The Materials Project at Lawrence Berkeley National Laboratory uses supercomputers to calculate the properties of materials based on first-principles quantum-mechanical frameworks. It was launched in 2011 and now includes new simulations of next-generation battery electrodes and liquid organic electrolytes. It has just released its latest batch of new materials that are boosting the development of batteries.
The idea behind the Materials Project is that it can save researchers time by predicting material properties without needing to synthesize the materials first in the lab. It can also suggest new candidate materials that experimentalists had not previously dreamed up. With a user-friendly web interface, users can look up the calculated properties, such as voltage, capacity, band gap, and density, for tens of thousands of materials.
Two sets of data have just been released, covering nearly 1,500 compounds investigated for multivalent intercalation electrodes and more than 21,000 organic molecules relevant for liquid electrolytes. Batteries with multivalent cathodes (which have multiple electrons per mobile ion available for charge transfer) are promising candidates for reducing cost and achieving higher energy density than that available with current lithium-ion technology. The recent release includes two new web apps, the Molecules Explorer and the Redox Flow Battery Dashboard, as well as an add-on to the Battery Explorer web app enabling researchers to work with other ions in addition to lithium.
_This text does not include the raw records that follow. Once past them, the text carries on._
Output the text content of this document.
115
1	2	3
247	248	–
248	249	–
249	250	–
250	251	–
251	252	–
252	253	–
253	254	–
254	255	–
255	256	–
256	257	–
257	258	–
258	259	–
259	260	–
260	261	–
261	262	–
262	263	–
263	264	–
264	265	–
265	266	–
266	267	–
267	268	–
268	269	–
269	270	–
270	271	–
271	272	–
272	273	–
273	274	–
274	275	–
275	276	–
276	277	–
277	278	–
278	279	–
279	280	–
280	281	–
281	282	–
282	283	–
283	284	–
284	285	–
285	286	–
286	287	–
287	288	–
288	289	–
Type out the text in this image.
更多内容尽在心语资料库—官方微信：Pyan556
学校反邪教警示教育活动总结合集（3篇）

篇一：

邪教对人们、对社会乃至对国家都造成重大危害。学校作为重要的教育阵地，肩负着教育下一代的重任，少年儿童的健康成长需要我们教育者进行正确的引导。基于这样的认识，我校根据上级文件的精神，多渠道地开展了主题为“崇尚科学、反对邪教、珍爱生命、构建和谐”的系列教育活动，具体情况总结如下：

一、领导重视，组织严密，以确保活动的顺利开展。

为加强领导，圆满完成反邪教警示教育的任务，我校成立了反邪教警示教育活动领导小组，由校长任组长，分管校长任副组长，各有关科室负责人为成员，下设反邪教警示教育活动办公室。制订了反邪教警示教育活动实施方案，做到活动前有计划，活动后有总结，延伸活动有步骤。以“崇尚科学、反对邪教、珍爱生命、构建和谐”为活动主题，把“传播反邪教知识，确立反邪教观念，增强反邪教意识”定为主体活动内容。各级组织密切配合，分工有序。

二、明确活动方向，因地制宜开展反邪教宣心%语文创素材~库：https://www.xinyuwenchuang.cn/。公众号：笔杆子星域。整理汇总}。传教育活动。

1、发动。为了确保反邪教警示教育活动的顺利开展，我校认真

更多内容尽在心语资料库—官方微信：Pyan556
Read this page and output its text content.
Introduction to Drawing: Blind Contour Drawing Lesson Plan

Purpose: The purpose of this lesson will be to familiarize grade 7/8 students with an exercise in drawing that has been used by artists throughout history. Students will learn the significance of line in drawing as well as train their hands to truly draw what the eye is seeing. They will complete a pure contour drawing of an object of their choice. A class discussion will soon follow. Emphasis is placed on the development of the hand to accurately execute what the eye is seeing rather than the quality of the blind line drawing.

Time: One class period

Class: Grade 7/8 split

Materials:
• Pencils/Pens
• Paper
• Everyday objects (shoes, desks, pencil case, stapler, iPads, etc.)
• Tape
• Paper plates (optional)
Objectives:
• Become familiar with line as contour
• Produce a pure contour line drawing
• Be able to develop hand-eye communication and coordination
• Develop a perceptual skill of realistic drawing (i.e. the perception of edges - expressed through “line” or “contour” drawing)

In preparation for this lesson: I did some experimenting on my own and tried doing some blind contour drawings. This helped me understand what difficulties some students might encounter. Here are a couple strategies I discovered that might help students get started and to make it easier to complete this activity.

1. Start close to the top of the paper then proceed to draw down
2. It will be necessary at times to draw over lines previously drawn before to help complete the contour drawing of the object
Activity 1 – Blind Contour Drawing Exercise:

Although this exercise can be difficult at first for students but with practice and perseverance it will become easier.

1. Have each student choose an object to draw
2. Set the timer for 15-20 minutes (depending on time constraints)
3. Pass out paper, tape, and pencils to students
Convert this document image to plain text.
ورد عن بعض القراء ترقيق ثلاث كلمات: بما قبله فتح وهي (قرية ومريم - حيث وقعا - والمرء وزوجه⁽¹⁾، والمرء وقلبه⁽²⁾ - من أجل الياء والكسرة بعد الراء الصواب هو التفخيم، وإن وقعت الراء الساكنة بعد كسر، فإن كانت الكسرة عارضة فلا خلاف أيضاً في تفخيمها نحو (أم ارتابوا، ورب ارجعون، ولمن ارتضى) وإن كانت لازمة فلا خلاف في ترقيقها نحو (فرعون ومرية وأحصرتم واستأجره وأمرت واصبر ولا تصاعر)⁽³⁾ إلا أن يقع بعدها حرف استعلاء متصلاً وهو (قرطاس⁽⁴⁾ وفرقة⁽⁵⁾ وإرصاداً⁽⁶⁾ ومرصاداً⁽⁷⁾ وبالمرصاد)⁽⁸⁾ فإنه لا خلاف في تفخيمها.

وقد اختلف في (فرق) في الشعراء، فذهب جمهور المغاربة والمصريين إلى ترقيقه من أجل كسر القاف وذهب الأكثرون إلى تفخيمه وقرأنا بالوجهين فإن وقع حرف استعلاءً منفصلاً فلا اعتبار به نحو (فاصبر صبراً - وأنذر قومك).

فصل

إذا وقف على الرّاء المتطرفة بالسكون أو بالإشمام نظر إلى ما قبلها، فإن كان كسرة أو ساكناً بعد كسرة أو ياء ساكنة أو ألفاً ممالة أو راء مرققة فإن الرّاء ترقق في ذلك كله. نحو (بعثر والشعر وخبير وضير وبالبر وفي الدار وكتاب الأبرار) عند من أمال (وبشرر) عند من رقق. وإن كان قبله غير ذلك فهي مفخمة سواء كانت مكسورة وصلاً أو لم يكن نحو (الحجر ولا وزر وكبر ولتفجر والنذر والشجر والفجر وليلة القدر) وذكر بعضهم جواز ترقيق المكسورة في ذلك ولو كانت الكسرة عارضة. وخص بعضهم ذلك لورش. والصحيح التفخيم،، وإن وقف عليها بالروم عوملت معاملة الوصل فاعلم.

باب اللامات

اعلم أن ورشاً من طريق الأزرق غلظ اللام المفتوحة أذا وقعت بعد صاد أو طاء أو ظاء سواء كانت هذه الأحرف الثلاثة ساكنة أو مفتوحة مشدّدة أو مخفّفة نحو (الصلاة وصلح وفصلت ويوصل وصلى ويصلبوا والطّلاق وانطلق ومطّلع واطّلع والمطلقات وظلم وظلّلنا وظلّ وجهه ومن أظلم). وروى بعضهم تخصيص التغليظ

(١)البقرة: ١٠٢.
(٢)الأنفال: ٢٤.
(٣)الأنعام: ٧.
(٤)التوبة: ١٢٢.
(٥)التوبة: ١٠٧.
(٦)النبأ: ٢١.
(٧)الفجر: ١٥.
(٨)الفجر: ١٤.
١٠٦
"As far as the multivalent cathodes, there's nothing similar in the world that exists," said Kristin Persson, co-founder and director of the Lab (pictured above). "To give you an idea, experimentalists are usually able to focus on one of these materials at a time. Using calculations, we've added data on 1,500 different compositions. Not only do we give the data freely, we also give algorithms and software to interpret or search over the data," she said.